"How Beautiful We Were" by Imbolo Mbue, author of the bestseller "Behold the Dreamers," tells the decades-long story of Kosawa, a fictional African village, and its intense struggle against an American oil company. Facing severe environmental degradation, contaminated water, and ruined farmlands from oil spills, the villagers fight for their ancestral home and future after promises of cleanup and reparations are repeatedly broken.

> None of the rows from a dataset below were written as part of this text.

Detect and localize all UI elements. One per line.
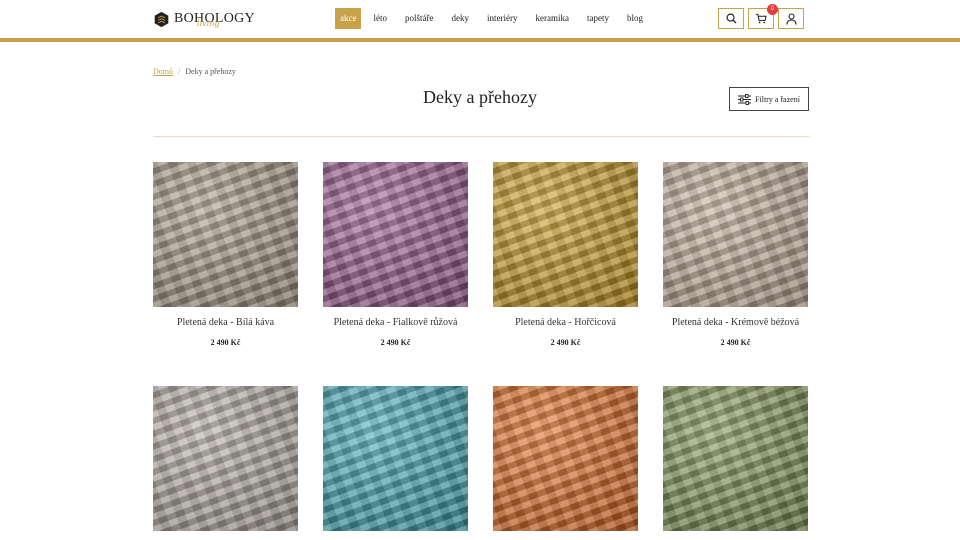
- product-price: 2 490 Kč: [550, 338, 581, 347]
- product-card[interactable]: [663, 386, 808, 531]
- product-image[interactable]: [663, 386, 808, 531]
- product-image[interactable]: [493, 386, 638, 531]
- site-header: BOHOLOGY living akce léto polštáře deky …: [0, 0, 960, 38]
- breadcrumb-current: Deky a přehozy: [185, 67, 236, 76]
- logo-icon: [154, 11, 169, 27]
- product-image[interactable]: [153, 386, 298, 531]
- product-price: 2 490 Kč: [210, 338, 241, 347]
- search-button[interactable]: [718, 8, 744, 29]
- product-image[interactable]: [663, 162, 808, 307]
- product-card[interactable]: Pletená deka - Krémově béžová 2 490 Kč: [663, 162, 808, 347]
- product-card[interactable]: Pletená deka - Bílá káva 2 490 Kč: [153, 162, 298, 347]
- product-price: 2 490 Kč: [380, 338, 411, 347]
- brand-logo[interactable]: BOHOLOGY living: [153, 8, 255, 30]
- cart-count-badge: 0: [767, 4, 778, 15]
- product-image[interactable]: [153, 162, 298, 307]
- search-icon: [726, 13, 737, 24]
- breadcrumb-separator: /: [178, 67, 181, 76]
- header-accent-bar: [0, 38, 960, 42]
- product-card[interactable]: Pletená deka - Fialkově růžová 2 490 Kč: [323, 162, 468, 347]
- product-image[interactable]: [323, 162, 468, 307]
- product-name[interactable]: Pletená deka - Krémově béžová: [663, 317, 808, 328]
- section-divider: [153, 136, 809, 137]
- nav-item-tapety[interactable]: tapety: [581, 8, 615, 29]
- product-image[interactable]: [493, 162, 638, 307]
- filter-sort-button[interactable]: Filtry a řazení: [729, 87, 809, 111]
- user-icon: [785, 12, 797, 25]
- product-name[interactable]: Pletená deka - Bílá káva: [153, 317, 298, 328]
- filter-sort-label: Filtry a řazení: [755, 94, 800, 104]
- nav-item-polstare[interactable]: polštáře: [399, 8, 440, 29]
- nav-item-deky[interactable]: deky: [445, 8, 475, 29]
- nav-item-leto[interactable]: léto: [367, 8, 393, 29]
- cart-button[interactable]: 0: [748, 4, 778, 29]
- product-card[interactable]: [493, 386, 638, 531]
- product-price: 2 490 Kč: [720, 338, 751, 347]
- breadcrumb: Domů / Deky a přehozy: [153, 67, 236, 76]
- nav-item-interiery[interactable]: interiéry: [481, 8, 524, 29]
- brand-tagline: living: [197, 19, 220, 28]
- cart-icon: [755, 13, 767, 24]
- nav-item-keramika[interactable]: keramika: [529, 8, 574, 29]
- product-name[interactable]: Pletená deka - Fialkově růžová: [323, 317, 468, 328]
- product-card[interactable]: [323, 386, 468, 531]
- main-nav: akce léto polštáře deky interiéry kerami…: [335, 8, 655, 29]
- nav-item-akce[interactable]: akce: [335, 8, 362, 29]
- product-image[interactable]: [323, 386, 468, 531]
- account-button[interactable]: [778, 8, 804, 29]
- product-card[interactable]: Pletená deka - Hořčicová 2 490 Kč: [493, 162, 638, 347]
- product-name[interactable]: Pletená deka - Hořčicová: [493, 317, 638, 328]
- nav-item-blog[interactable]: blog: [621, 8, 649, 29]
- breadcrumb-home-link[interactable]: Domů: [153, 67, 173, 76]
- page-title: Deky a přehozy: [423, 87, 537, 107]
- sliders-icon: [738, 93, 752, 105]
- product-card[interactable]: [153, 386, 298, 531]
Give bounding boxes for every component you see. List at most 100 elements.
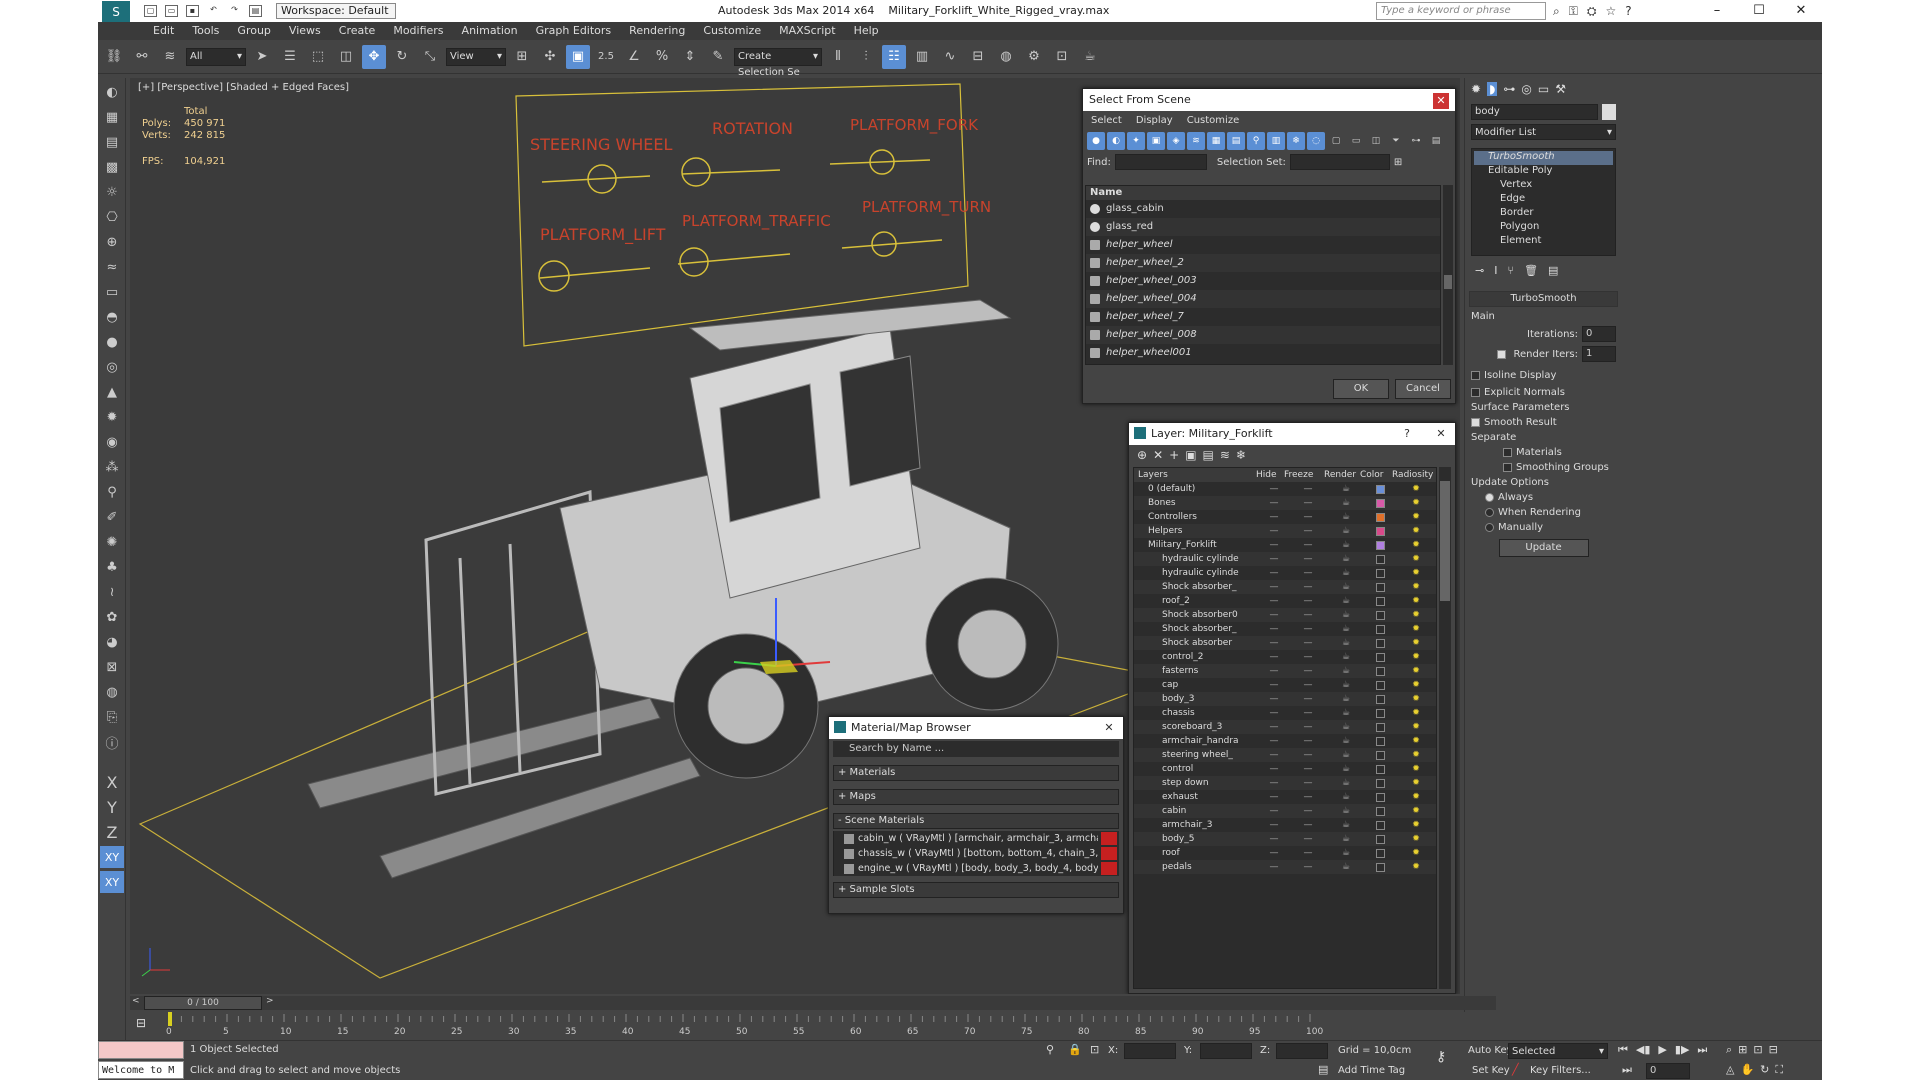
layer-row[interactable]: 0 (default) — — ☕ ✹ <box>1134 482 1436 496</box>
stack-edge[interactable]: Edge <box>1474 193 1613 207</box>
current-time-marker[interactable] <box>168 1012 172 1026</box>
filter-xrefs-icon[interactable]: ▤ <box>1227 132 1245 150</box>
close-icon[interactable]: ✕ <box>1433 426 1449 442</box>
layer-freeze-toggle-icon[interactable]: — <box>1288 538 1328 552</box>
isolate-selection-icon[interactable]: ⚲ <box>1046 1043 1054 1056</box>
cancel-button[interactable]: Cancel <box>1395 379 1451 399</box>
layer-render-toggle-icon[interactable]: ☕ <box>1328 622 1364 636</box>
section-sample-slots[interactable]: + Sample Slots <box>833 882 1119 898</box>
layer-freeze-toggle-icon[interactable]: — <box>1288 692 1328 706</box>
column-layers[interactable]: Layers <box>1134 468 1256 482</box>
layer-render-toggle-icon[interactable]: ☕ <box>1328 594 1364 608</box>
default-in-out-tangent-icon[interactable]: ╱ <box>1512 1063 1519 1076</box>
menu-animation[interactable]: Animation <box>453 22 527 40</box>
layer-freeze-toggle-icon[interactable]: — <box>1288 622 1328 636</box>
binoculars-icon[interactable]: ⌕ <box>1553 4 1560 19</box>
radiosity-icon[interactable]: ✹ <box>1396 706 1436 720</box>
layer-freeze-toggle-icon[interactable]: — <box>1288 832 1328 846</box>
go-to-end-icon[interactable]: ⏭ <box>1697 1043 1707 1057</box>
key-icon[interactable]: ⚷ <box>1436 1049 1446 1065</box>
align-icon[interactable]: ⫶ <box>854 45 878 69</box>
layer-row[interactable]: armchair_3— — ☕ ✹ <box>1134 818 1436 832</box>
scrollbar-thumb[interactable] <box>1440 481 1450 601</box>
layer-hide-toggle-icon[interactable]: — <box>1260 664 1288 678</box>
object-color-swatch[interactable] <box>1602 104 1616 120</box>
project-folder-icon[interactable]: ▤ <box>249 5 262 17</box>
menu-maxscript[interactable]: MAXScript <box>770 22 844 40</box>
menu-group[interactable]: Group <box>228 22 280 40</box>
radiosity-icon[interactable]: ✹ <box>1396 832 1436 846</box>
spacewarp-icon[interactable]: ≈ <box>100 256 124 278</box>
axis-y-icon[interactable]: Y <box>100 796 124 818</box>
open-file-icon[interactable]: ▭ <box>165 5 178 17</box>
layer-row[interactable]: Shock absorber_ — — ☕ ✹ <box>1134 622 1436 636</box>
layer-render-toggle-icon[interactable]: ☕ <box>1328 720 1364 734</box>
tab-display[interactable]: Display <box>1136 115 1173 126</box>
layer-freeze-toggle-icon[interactable]: — <box>1288 846 1328 860</box>
radiosity-icon[interactable]: ✹ <box>1396 608 1436 622</box>
layer-hide-toggle-icon[interactable]: — <box>1260 482 1288 496</box>
create-icon[interactable]: ◐ <box>100 81 124 103</box>
layer-render-toggle-icon[interactable]: ☕ <box>1328 580 1364 594</box>
time-slider-thumb[interactable]: 0 / 100 <box>144 996 262 1010</box>
stack-turbosmooth[interactable]: TurboSmooth <box>1474 151 1613 165</box>
window-crossing-icon[interactable]: ◫ <box>334 45 358 69</box>
column-color[interactable]: Color <box>1360 468 1392 482</box>
key-mode-toggle-icon[interactable]: ⏭ <box>1622 1063 1632 1077</box>
layer-color-cell[interactable] <box>1364 498 1396 508</box>
menu-edit[interactable]: Edit <box>144 22 183 40</box>
radiosity-icon[interactable]: ✹ <box>1396 538 1436 552</box>
layer-render-toggle-icon[interactable]: ☕ <box>1328 692 1364 706</box>
layer-render-toggle-icon[interactable]: ☕ <box>1328 734 1364 748</box>
layer-hide-toggle-icon[interactable]: — <box>1260 818 1288 832</box>
layer-hide-toggle-icon[interactable]: — <box>1260 496 1288 510</box>
layer-row[interactable]: step down — — ☕ ✹ <box>1134 776 1436 790</box>
explicit-normals-checkbox[interactable] <box>1471 387 1480 397</box>
radiosity-icon[interactable]: ✹ <box>1396 496 1436 510</box>
bone-icon[interactable]: ⚲ <box>100 481 124 503</box>
hide-all-icon[interactable]: ≋ <box>1220 448 1230 462</box>
layer-freeze-toggle-icon[interactable]: — <box>1288 762 1328 776</box>
layer-color-cell[interactable] <box>1364 526 1396 536</box>
curve-editor-icon[interactable]: ∿ <box>938 45 962 69</box>
axis-xy-icon[interactable]: XY <box>100 846 124 868</box>
layer-render-toggle-icon[interactable]: ☕ <box>1328 804 1364 818</box>
layer-hide-toggle-icon[interactable]: — <box>1260 776 1288 790</box>
particle-icon[interactable]: ⁂ <box>100 456 124 478</box>
menu-views[interactable]: Views <box>280 22 330 40</box>
selection-filter-dropdown[interactable]: All ▾ <box>186 47 246 66</box>
layer-freeze-toggle-icon[interactable]: — <box>1288 636 1328 650</box>
next-frame-icon[interactable]: ▮▶ <box>1675 1043 1690 1057</box>
auto-key-button[interactable]: Auto Key <box>1468 1045 1513 1056</box>
scene-object-item[interactable]: helper_wheel001 <box>1086 344 1440 362</box>
stack-vertex[interactable]: Vertex <box>1474 179 1613 193</box>
layer-row[interactable]: hydraulic cylinde — — ☕ ✹ <box>1134 552 1436 566</box>
layer-hide-toggle-icon[interactable]: — <box>1260 566 1288 580</box>
layer-hide-toggle-icon[interactable]: — <box>1260 650 1288 664</box>
layer-hide-toggle-icon[interactable]: — <box>1260 608 1288 622</box>
select-by-name-icon[interactable]: ☰ <box>278 45 302 69</box>
layer-freeze-toggle-icon[interactable]: — <box>1288 552 1328 566</box>
selection-set-tools-icon[interactable]: ⊞ <box>1394 157 1402 168</box>
section-maps[interactable]: + Maps <box>833 789 1119 805</box>
workspace-dropdown[interactable]: Workspace: Default <box>276 3 396 19</box>
radiosity-icon[interactable]: ✹ <box>1396 860 1436 874</box>
section-scene-materials[interactable]: - Scene Materials <box>833 813 1119 829</box>
pivot-center-icon[interactable]: ⊞ <box>510 45 534 69</box>
stack-element[interactable]: Element <box>1474 235 1613 249</box>
filter-shapes-icon[interactable]: ◐ <box>1107 132 1125 150</box>
undo-icon[interactable]: ↶ <box>207 5 220 17</box>
select-manipulate-icon[interactable]: ✣ <box>538 45 562 69</box>
select-object-icon[interactable]: ➤ <box>250 45 274 69</box>
selection-lock-icon[interactable]: 🔒 <box>1068 1043 1082 1056</box>
layer-color-cell[interactable] <box>1364 778 1396 788</box>
absolute-mode-icon[interactable]: ⊡ <box>1090 1043 1099 1056</box>
timeline-ruler[interactable]: ⊟ 0 5 10 15 20 25 30 35 40 45 50 55 60 65 70 75 80 85 90 95… <box>130 1012 1496 1040</box>
layer-color-cell[interactable] <box>1364 666 1396 676</box>
axis-x-icon[interactable]: X <box>100 771 124 793</box>
layer-scrollbar[interactable] <box>1439 467 1451 989</box>
layer-row[interactable]: exhaust — — ☕ ✹ <box>1134 790 1436 804</box>
welcome-field[interactable]: Welcome to M <box>98 1061 184 1079</box>
maxscript-listener-mini[interactable] <box>98 1041 184 1059</box>
radiosity-icon[interactable]: ✹ <box>1396 650 1436 664</box>
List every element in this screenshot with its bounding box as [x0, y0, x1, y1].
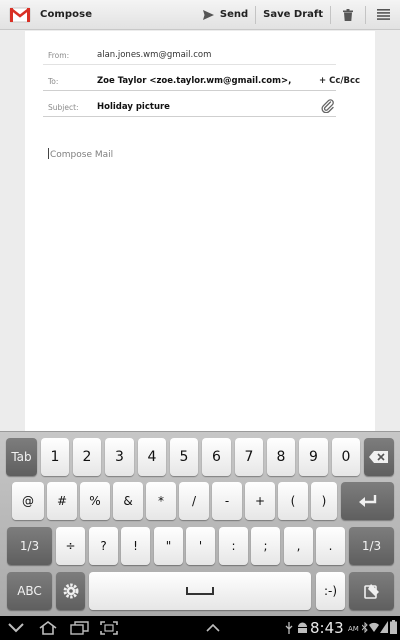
screenshot-button[interactable]	[100, 621, 118, 635]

The narrative opens with the ominous line: "We should have known the end was near." In Kosawa, the American oil company's operations have led to widespread ecological damage. Toxic water causes illness and death, especially among children, and pipeline spills render land infertile. With an indifferent government and unfulfilled corporate promises, the people of Kosawa decide to resist. Told through the eyes of a generation, particularly a girl named Thula who becomes a revolutionary leader, the novel explores the profound clash between unchecked corporate greed, the enduring legacy of colonialism, and a community's fierce determination to protect its land and way of life, even at immense personal sacrifice.
Why You Should Read?
- Explores urgent themes of environmental justice, corporate accountability, and indigenous rights.
- Depicts a community's resilience and a young woman's transformation into a revolutionary leader.
- Offers a critical examination of post-colonial exploitation and the impact of global corporations.
- A powerful and moving narrative about sacrifice, human dignity, and the fight for freedom.